The Gilbert family lives in the Beauce region of Quebec (depicted as a sort of Québécois Deep South) where they represent, to the other villagers, all that is evil in their midst. The mother (Monique Lepage) and her daughter Gigi (Louise Portal) are forced by poverty into prostitution. The son, Taureau (André Melançon), a Herculean and simple-minded young man, has long been the village scapegoat. Hired to do the dirtiest jobs, he is feared for his strength yet desired for his sexuality. He falls in love with Denise (Michéle Magny), a young schoolteacher who discovers his true nature. But the villagers, consumed by their jealousy and rage toward Taureau, decide Denise is Taureau’s victim and destroy him in the barn where the couple meets.

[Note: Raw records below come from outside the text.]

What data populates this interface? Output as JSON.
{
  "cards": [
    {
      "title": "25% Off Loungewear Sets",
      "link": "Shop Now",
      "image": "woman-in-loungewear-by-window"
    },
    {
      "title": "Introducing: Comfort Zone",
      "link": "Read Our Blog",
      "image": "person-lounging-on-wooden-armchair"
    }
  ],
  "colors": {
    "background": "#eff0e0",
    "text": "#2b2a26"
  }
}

Taureau was Clément Perron’s first solo fiction feature, although he had more than forty previous film credits at the National Film Board. Released a year after the highly successful Mon oncle Antoine (1972), which Perron wrote, Taureau is a stylized melodrama that, like Mon oncleAntoine, captures a palpable sense of rural Quebec life (Perron was born in the same mining region that is depicted in both films). Distinguished by fine performances and production values, Taureau offers a striking portrait of a particular place and people and of a central character inevitably victimized by them. The film was well received critically, enjoyed box-office success in Quebec and had a wide theatrical release in English Canada.